On a aussi eu mal pour celles perchées sur des talons trop hauts. L’usage des talons dans un défilé peut (et doit) être considéré comme une performanc­e. On l’a vu lors du show Saint Laurent au Troca-

déro. Le défilé était maîtrisé de A à Z, impression­nant par son courage et son onirisme, mais les talons étaient si hauts que les modèles ne pensaient plus qu’à ça. En sortant, certains disaient que ces talons étaient une aberration. D’autres grommelaie­nt que ce n’était que quelques mètres à franchir avec. Les deux se défendent. Surtout si on n’a pas à se percher si haut dans « la vraie vie » ! En tout cas, c’est devenu un énorme sujet de conversati­on dans les rangs de la fashion week.

D’ailleurs, chez Balenciaga, les mannequins aussi étaient bien surélevés. On en a vu tanguer sur leurs Crocs compensés. Mais les vêtements étaient si désirables, ma foi… On se disait tous : « Je veux tout et, en réalité, je mettrai ça avec des baskets. » Dieu sait si on en a vu, des baskets.
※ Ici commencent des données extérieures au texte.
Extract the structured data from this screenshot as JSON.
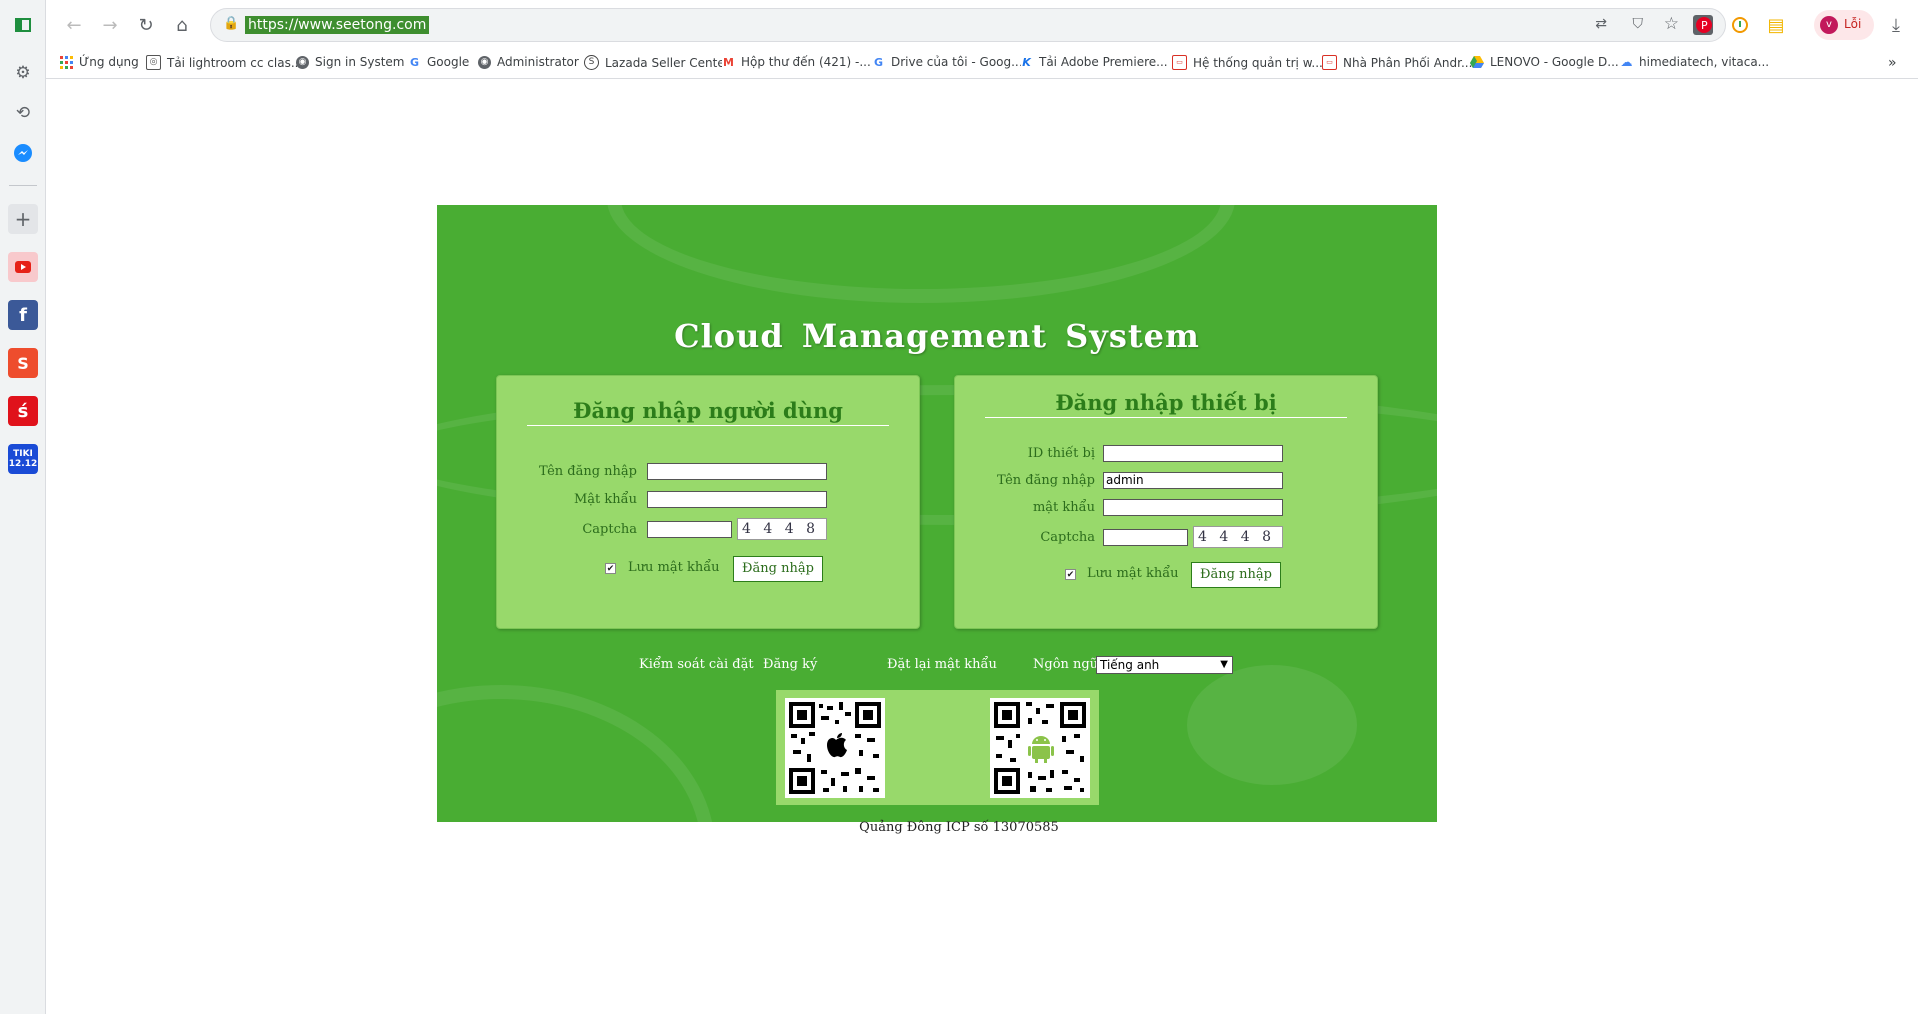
{
  "browser": {
    "url": "https://www.seetong.com",
    "profile_label": "Lỗi",
    "profile_initial": "v"
  },
  "bookmarks": [
    {
      "label": "Ứng dụng",
      "icon": "apps-grid-icon"
    },
    {
      "label": "Tải lightroom cc clas...",
      "icon": "camera-icon"
    },
    {
      "label": "Sign in System",
      "icon": "globe-icon"
    },
    {
      "label": "Google",
      "icon": "google-icon"
    },
    {
      "label": "Administrator",
      "icon": "globe-icon"
    },
    {
      "label": "Lazada Seller Center",
      "icon": "lazada-icon"
    },
    {
      "label": "Hộp thư đến (421) -...",
      "icon": "gmail-icon"
    },
    {
      "label": "Drive của tôi - Goog...",
      "icon": "google-icon"
    },
    {
      "label": "Tải Adobe Premiere...",
      "icon": "k-icon"
    },
    {
      "label": "Hệ thống quản trị w...",
      "icon": "tv-icon"
    },
    {
      "label": "Nhà Phân Phối Andr...",
      "icon": "tv-icon"
    },
    {
      "label": "LENOVO - Google D...",
      "icon": "drive-icon"
    },
    {
      "label": "himediatech, vitaca...",
      "icon": "cloud-icon"
    }
  ],
  "page": {
    "title": "Cloud  Management  System",
    "user_login": {
      "heading": "Đăng nhập người dùng",
      "username_label": "Tên đăng nhập",
      "username_value": "",
      "password_label": "Mật khẩu",
      "captcha_label": "Captcha",
      "captcha_text": "4 4 4 8",
      "captcha_small": "1",
      "remember_label": "Lưu mật khẩu",
      "remember_checked": true,
      "login_button": "Đăng nhập"
    },
    "device_login": {
      "heading": "Đăng nhập thiết bị",
      "device_id_label": "ID thiết bị",
      "device_id_value": "",
      "username_label": "Tên đăng nhập",
      "username_value": "admin",
      "password_label": "mật khẩu",
      "captcha_label": "Captcha",
      "captcha_text": "4 4 4 8",
      "captcha_small": "1",
      "remember_label": "Lưu mật khẩu",
      "remember_checked": true,
      "login_button": "Đăng nhập"
    },
    "links": {
      "install_control": "Kiểm soát cài đặt",
      "register": "Đăng ký",
      "reset_password": "Đặt lại mật khẩu",
      "language_label": "Ngôn ngữ",
      "language_value": "Tiếng anh"
    },
    "footer": "Quảng Đông ICP số 13070585"
  },
  "colors": {
    "panel": "#49ad33",
    "card": "#98d96b",
    "heading": "#2c7d1a"
  }
}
Mais jamais comme celles de Louis Vuitton. Quasiment tout le show était « porté » – ou plutôt « transporté » – par ces énormes sneakers, tels des jouets qu’on veut à Noël. On ne sait si ça venait de cet accessoire, mais le défilé au Louvre, pourtant le dernier de la saison et où tout le monde arrivait exténué, possédait une niaque absolue. La liberté de mouvement des filles, leur pas « inné », la beauté de tout ça… Un copain, en sortant, était déçu, il aurait préféré des escarpins. Ben non, vieux. Mets-en toi-même !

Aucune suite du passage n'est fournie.